BELMOPAN, Belize, Thursday, December 1, 2011 – The days of the Belize Central Bank trying to convince commercial banks to reduce their interest rates through moral suasion could be over with government considering forcing the banks to bring down their commercial lending rates.
This was the message sent by Prime Minister Dean Barrow as he addressed the “Turning the Corner” Business Forum held at Old Belize recently. One of the concerns raised by private sector representatives was commercial banks’ high interest rates as a major blockade to Belize’s economic progress.
In addressing this concern, the Prime Minister stated that: “the time may also have come to legislate a cap on interest rate spreads.”
The Central Bank had made several attempts to persuade the banks to temper their interest rates; however, Barrow suggested the lack of success in that regard was due to the Central Bank’s limited power in an “ultra-sensitive situation where none of our commercial banks is truly locally owned.”
Noting that more competition is most likely the optimal remedy, Barrow said the Government of Belize may very well “turn the DFC [Development Finance Corporation] into a full-scale national commercial bank,”

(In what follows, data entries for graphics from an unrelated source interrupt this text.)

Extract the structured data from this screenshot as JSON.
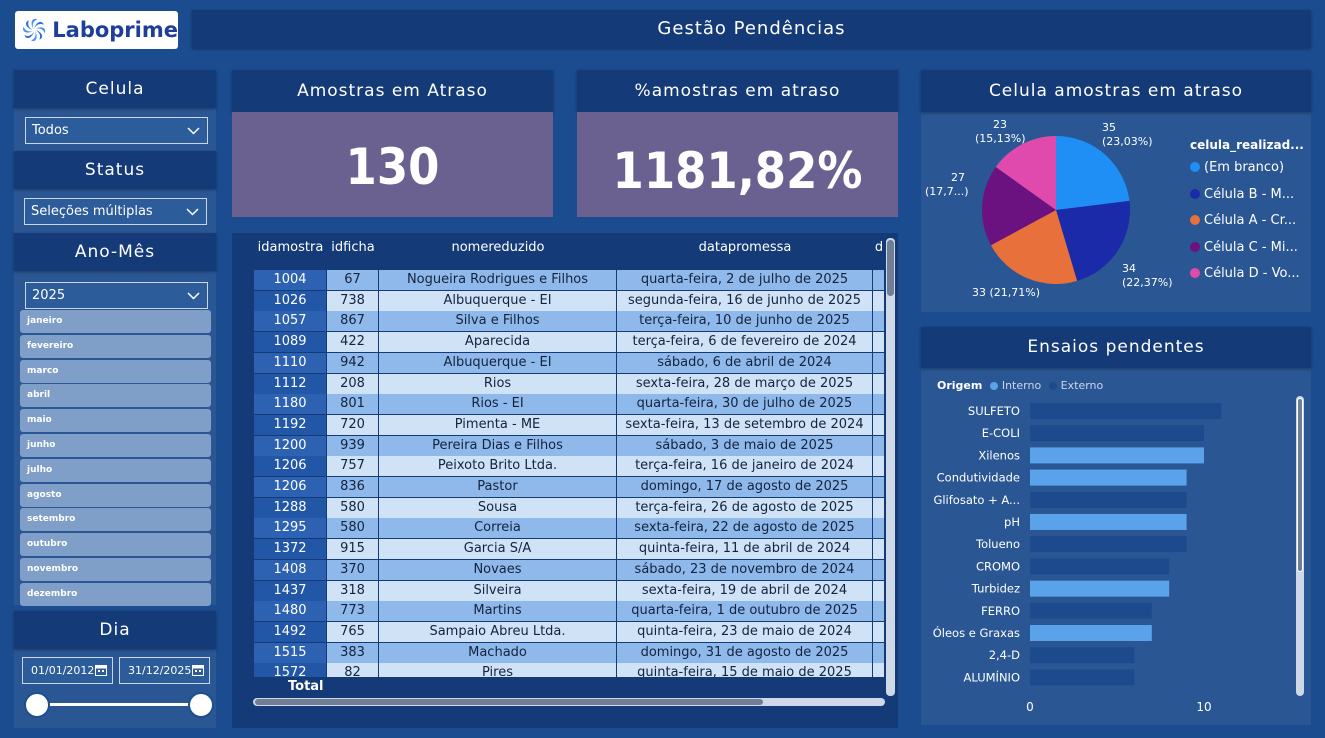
{
  "header": {
    "logo_text": "Laboprime",
    "title": "Gestão Pendências"
  },
  "filters": {
    "celula": {
      "title": "Celula",
      "value": "Todos"
    },
    "status": {
      "title": "Status",
      "value": "Seleções múltiplas"
    },
    "ano_mes": {
      "title": "Ano-Mês",
      "value": "2025",
      "months": [
        "janeiro",
        "fevereiro",
        "marco",
        "abril",
        "maio",
        "junho",
        "julho",
        "agosto",
        "setembro",
        "outubro",
        "novembro",
        "dezembro"
      ]
    },
    "dia": {
      "title": "Dia",
      "start": "01/01/2012",
      "end": "31/12/2025"
    }
  },
  "kpis": {
    "amostras_atraso": {
      "title": "Amostras em Atraso",
      "value": "130"
    },
    "pct_atraso": {
      "title": "%amostras em atraso",
      "value": "1181,82%"
    }
  },
  "table": {
    "columns": [
      "idamostra",
      "idficha",
      "nomereduzido",
      "datapromessa",
      "d"
    ],
    "rows": [
      [
        "1004",
        "67",
        "Nogueira Rodrigues e Filhos",
        "quarta-feira, 2 de julho de 2025"
      ],
      [
        "1026",
        "738",
        "Albuquerque - EI",
        "segunda-feira, 16 de junho de 2025"
      ],
      [
        "1057",
        "867",
        "Silva e Filhos",
        "terça-feira, 10 de junho de 2025"
      ],
      [
        "1089",
        "422",
        "Aparecida",
        "terça-feira, 6 de fevereiro de 2024"
      ],
      [
        "1110",
        "942",
        "Albuquerque - EI",
        "sábado, 6 de abril de 2024"
      ],
      [
        "1112",
        "208",
        "Rios",
        "sexta-feira, 28 de março de 2025"
      ],
      [
        "1180",
        "801",
        "Rios - EI",
        "quarta-feira, 30 de julho de 2025"
      ],
      [
        "1192",
        "720",
        "Pimenta - ME",
        "sexta-feira, 13 de setembro de 2024"
      ],
      [
        "1200",
        "939",
        "Pereira Dias e Filhos",
        "sábado, 3 de maio de 2025"
      ],
      [
        "1206",
        "757",
        "Peixoto Brito Ltda.",
        "terça-feira, 16 de janeiro de 2024"
      ],
      [
        "1206",
        "836",
        "Pastor",
        "domingo, 17 de agosto de 2025"
      ],
      [
        "1288",
        "580",
        "Sousa",
        "terça-feira, 26 de agosto de 2025"
      ],
      [
        "1295",
        "580",
        "Correia",
        "sexta-feira, 22 de agosto de 2025"
      ],
      [
        "1372",
        "915",
        "Garcia S/A",
        "quinta-feira, 11 de abril de 2024"
      ],
      [
        "1408",
        "370",
        "Novaes",
        "sábado, 23 de novembro de 2024"
      ],
      [
        "1437",
        "318",
        "Silveira",
        "sexta-feira, 19 de abril de 2024"
      ],
      [
        "1480",
        "773",
        "Martins",
        "quarta-feira, 1 de outubro de 2025"
      ],
      [
        "1492",
        "765",
        "Sampaio Abreu Ltda.",
        "quinta-feira, 23 de maio de 2024"
      ],
      [
        "1515",
        "383",
        "Machado",
        "domingo, 31 de agosto de 2025"
      ],
      [
        "1572",
        "82",
        "Pires",
        "quinta-feira, 15 de maio de 2025"
      ]
    ],
    "total_label": "Total"
  },
  "pie": {
    "title": "Celula amostras em atraso",
    "legend_title": "celula_realizad...",
    "slices": [
      {
        "name": "(Em branco)",
        "value": 35,
        "label1": "35",
        "label2": "(23,03%)",
        "color": "#1f8ef5"
      },
      {
        "name": "Célula B - M...",
        "value": 34,
        "label1": "34",
        "label2": "(22,37%)",
        "color": "#1a2aa8"
      },
      {
        "name": "Célula A - Cr...",
        "value": 33,
        "label1": "33 (21,71%)",
        "label2": "",
        "color": "#e8703a"
      },
      {
        "name": "Célula C - Mi...",
        "value": 27,
        "label1": "27",
        "label2": "(17,7...)",
        "color": "#6b1180"
      },
      {
        "name": "Célula D - Vo...",
        "value": 23,
        "label1": "23",
        "label2": "(15,13%)",
        "color": "#e04aac"
      }
    ]
  },
  "chart_data": {
    "type": "bar",
    "title": "Ensaios pendentes",
    "legend_title": "Origem",
    "series_names": [
      "Interno",
      "Externo"
    ],
    "series_colors": [
      "#5aa2ea",
      "#1c4a8c"
    ],
    "categories": [
      "SULFETO",
      "E-COLI",
      "Xilenos",
      "Condutividade",
      "Glifosato + A...",
      "pH",
      "Tolueno",
      "CROMO",
      "Turbidez",
      "FERRO",
      "Óleos e Graxas",
      "2,4-D",
      "ALUMÍNIO"
    ],
    "values": [
      11,
      10,
      10,
      9,
      9,
      9,
      9,
      8,
      8,
      7,
      7,
      6,
      6
    ],
    "origin": [
      "Externo",
      "Externo",
      "Interno",
      "Interno",
      "Externo",
      "Interno",
      "Externo",
      "Externo",
      "Interno",
      "Externo",
      "Interno",
      "Externo",
      "Externo"
    ],
    "xticks": [
      "0",
      "10"
    ],
    "xlim": [
      0,
      14.5
    ]
  }
}
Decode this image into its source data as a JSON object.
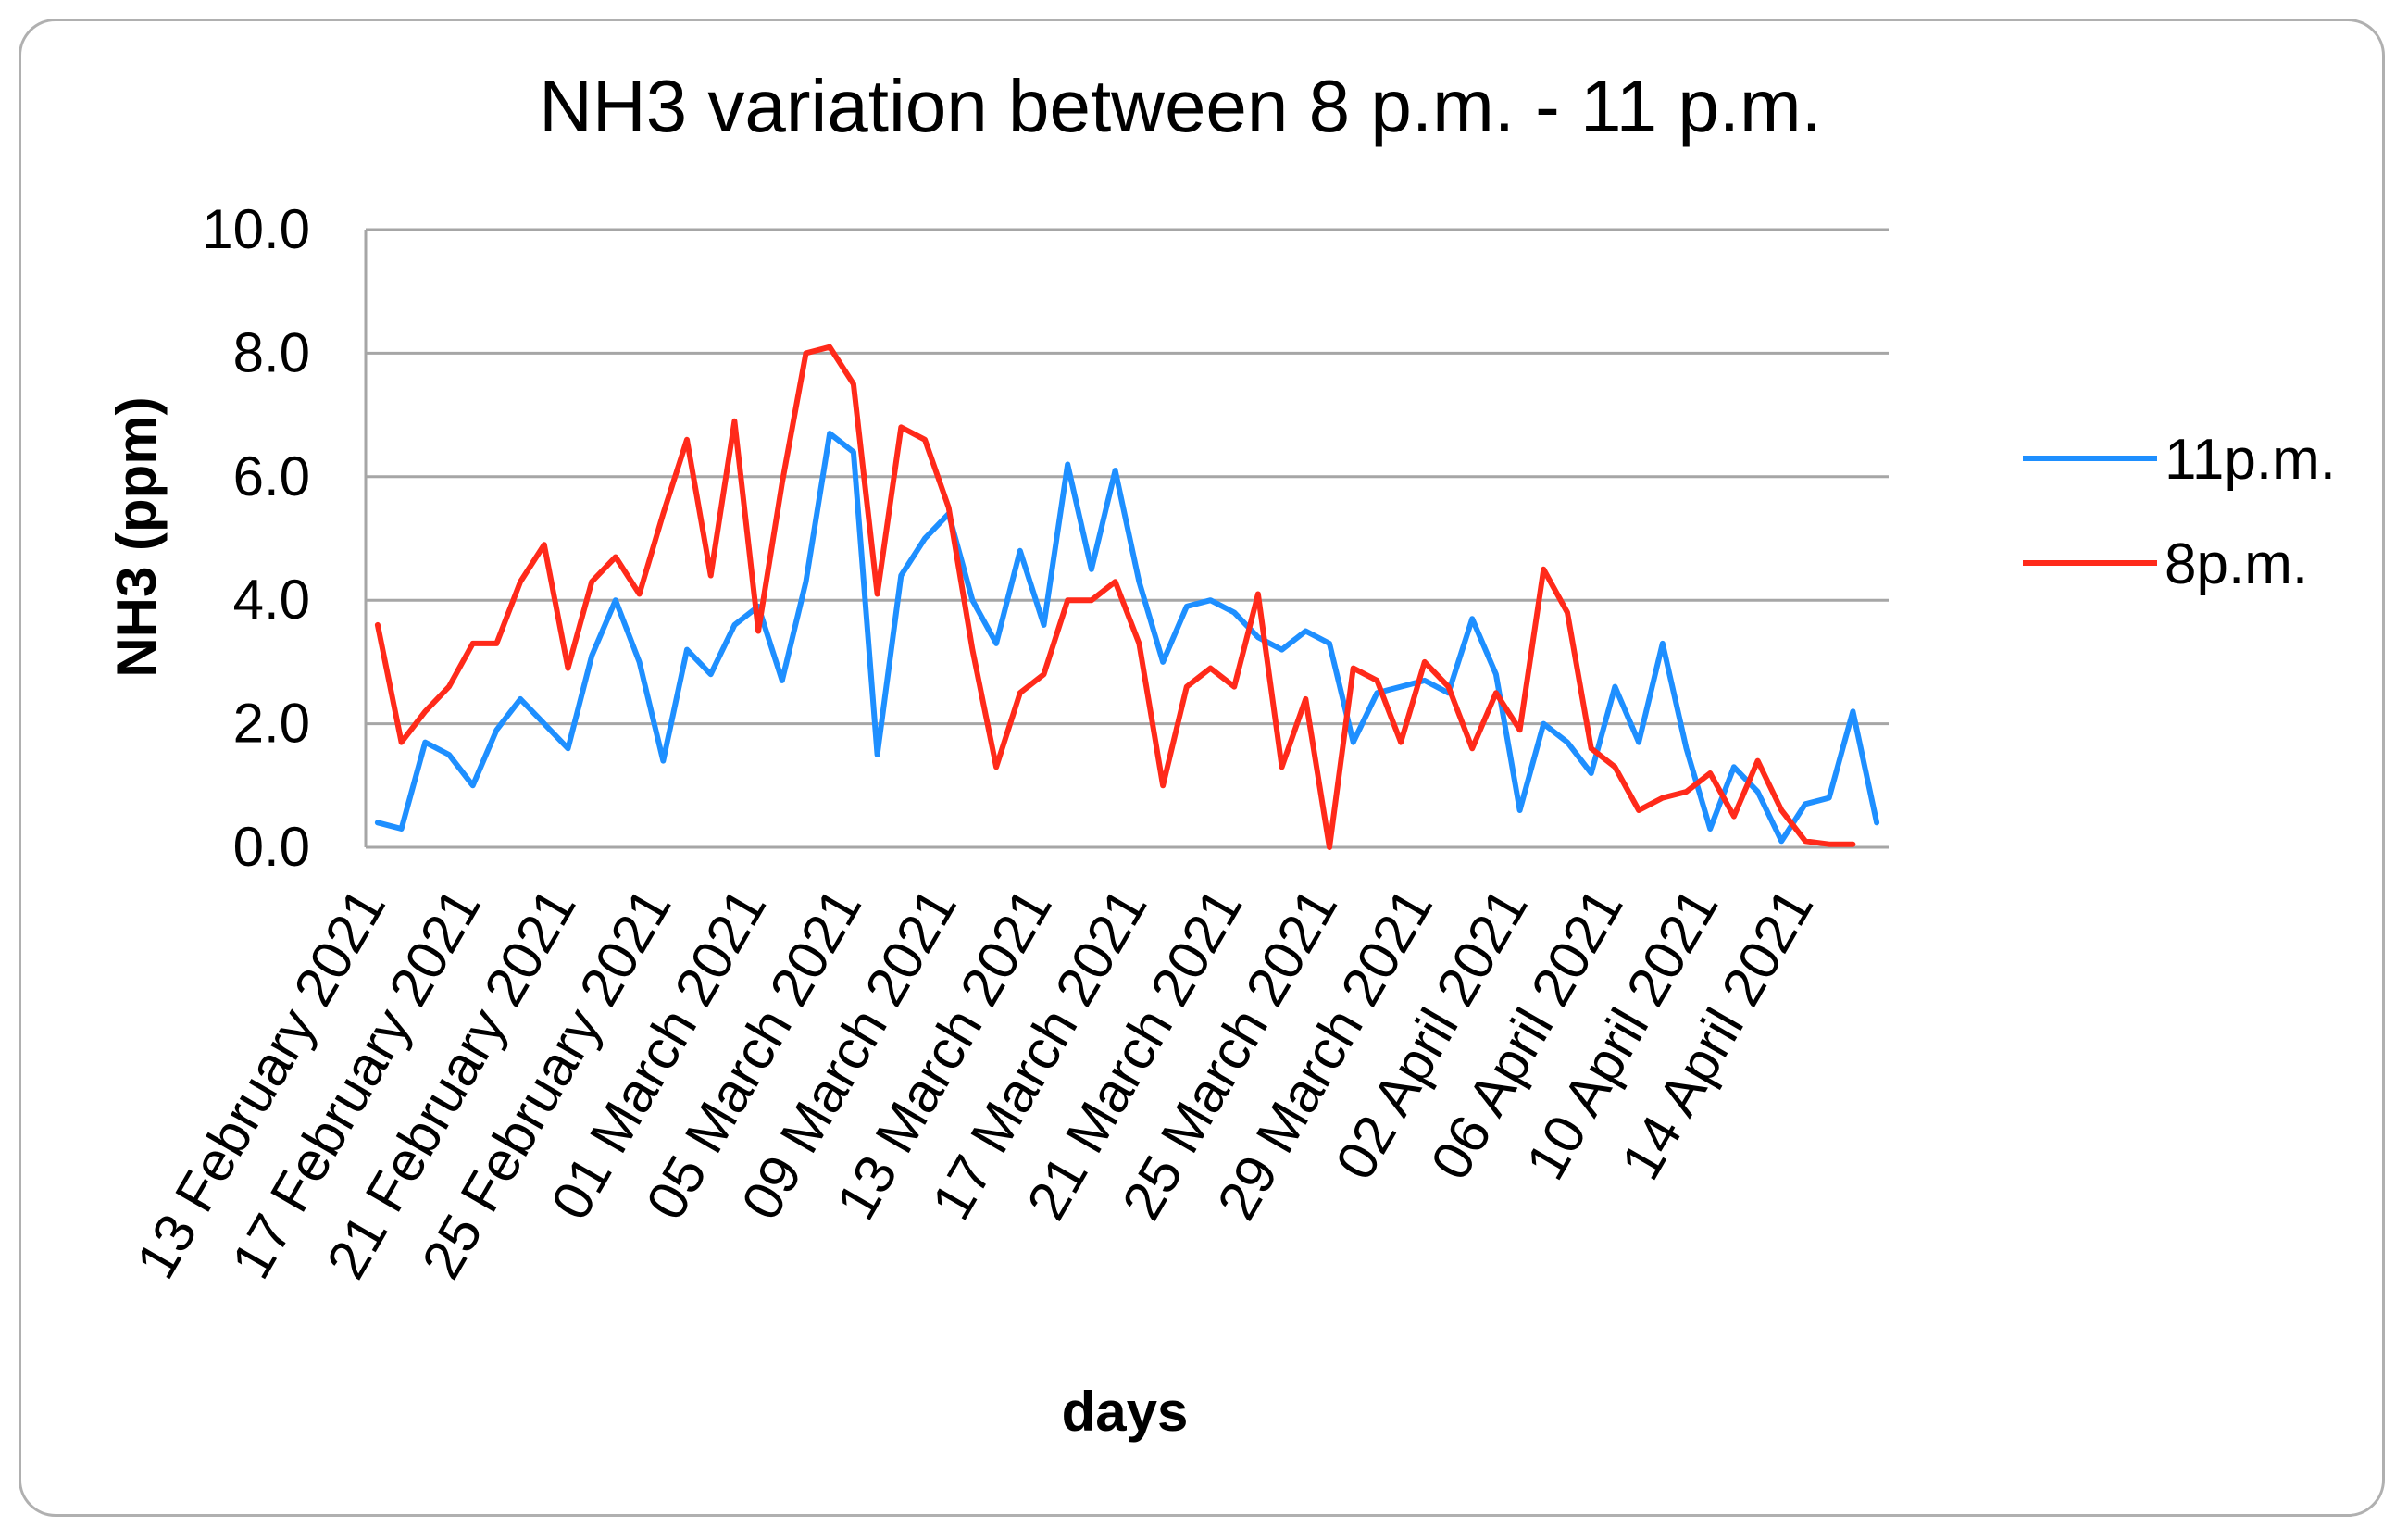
{
  "chart_data": {
    "type": "line",
    "title": "NH3 variation between 8 p.m. - 11 p.m.",
    "xlabel": "days",
    "ylabel": "NH3 (ppm)",
    "ylim": [
      0,
      10
    ],
    "y_ticks": [
      "0.0",
      "2.0",
      "4.0",
      "6.0",
      "8.0",
      "10.0"
    ],
    "grid": true,
    "legend_position": "right",
    "x_tick_labels": [
      "13 February 2021",
      "17 February 2021",
      "21 February 2021",
      "25 February 2021",
      "01 March 2021",
      "05 March 2021",
      "09 March 2021",
      "13 March 2021",
      "17 March 2021",
      "21 March 2021",
      "25 March 2021",
      "29 March 2021",
      "02 April 2021",
      "06 April 2021",
      "10 April 2021",
      "14 April 2021"
    ],
    "x_start": "13 February 2021",
    "x_end": "17 April 2021",
    "series": [
      {
        "name": "11p.m.",
        "color": "#1e8fff",
        "values": [
          0.4,
          0.3,
          1.7,
          1.5,
          1.0,
          1.9,
          2.4,
          2.0,
          1.6,
          3.1,
          4.0,
          3.0,
          1.4,
          3.2,
          2.8,
          3.6,
          3.9,
          2.7,
          4.3,
          6.7,
          6.4,
          1.5,
          4.4,
          5.0,
          5.4,
          4.0,
          3.3,
          4.8,
          3.6,
          6.2,
          4.5,
          6.1,
          4.3,
          3.0,
          3.9,
          4.0,
          3.8,
          3.4,
          3.2,
          3.5,
          3.3,
          1.7,
          2.5,
          2.6,
          2.7,
          2.5,
          3.7,
          2.8,
          0.6,
          2.0,
          1.7,
          1.2,
          2.6,
          1.7,
          3.3,
          1.6,
          0.3,
          1.3,
          0.9,
          0.1,
          0.7,
          0.8,
          2.2,
          0.4
        ]
      },
      {
        "name": "8p.m.",
        "color": "#ff2a1a",
        "values": [
          3.6,
          1.7,
          2.2,
          2.6,
          3.3,
          3.3,
          4.3,
          4.9,
          2.9,
          4.3,
          4.7,
          4.1,
          5.4,
          6.6,
          4.4,
          6.9,
          3.5,
          5.9,
          8.0,
          8.1,
          7.5,
          4.1,
          6.8,
          6.6,
          5.5,
          3.2,
          1.3,
          2.5,
          2.8,
          4.0,
          4.0,
          4.3,
          3.3,
          1.0,
          2.6,
          2.9,
          2.6,
          4.1,
          1.3,
          2.4,
          0.0,
          2.9,
          2.7,
          1.7,
          3.0,
          2.6,
          1.6,
          2.5,
          1.9,
          4.5,
          3.8,
          1.6,
          1.3,
          0.6,
          0.8,
          0.9,
          1.2,
          0.5,
          1.4,
          0.6,
          0.1,
          0.05,
          0.05
        ]
      }
    ]
  }
}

He also revealed that the Central Bank, with international assistance, also plans to further safeguard the private sector by establishing a credit bureau and a “national payments system to facilitate electronic single-card fund transfers and business transactions throughout the country.”
The latter would serve to reduce the need for cash and cheques.
The private sector also identified unscrupulous practices of GST and Customs duties evasion. Tax evaders gain an unfair competitive edge over those who follow the rules.
Barrow highlighted that customs reform in Belize would mean that “the business playing field will naturally be more level, as we succeed in eliminating the disadvantage to those that virtue now holds hostage.”
Comptroller of Customs, Gregory Gibson, told the business gathering that the system would reward compliant importers, while putting the others under increased scrutiny.
Gibson said that those importers who refuse to be compliant in the payment of customs duties will have to face the full brunt of the Customs examination process.
PM Barrow said, in addition to key administrative changes at the GST Department, two proposals are currently being looked at as plausible solutions.
“One is intended to increase the flow of information from individual establishments to the GST office, while the other is intended to encourage the public to become more involved in oversight operations,” he said.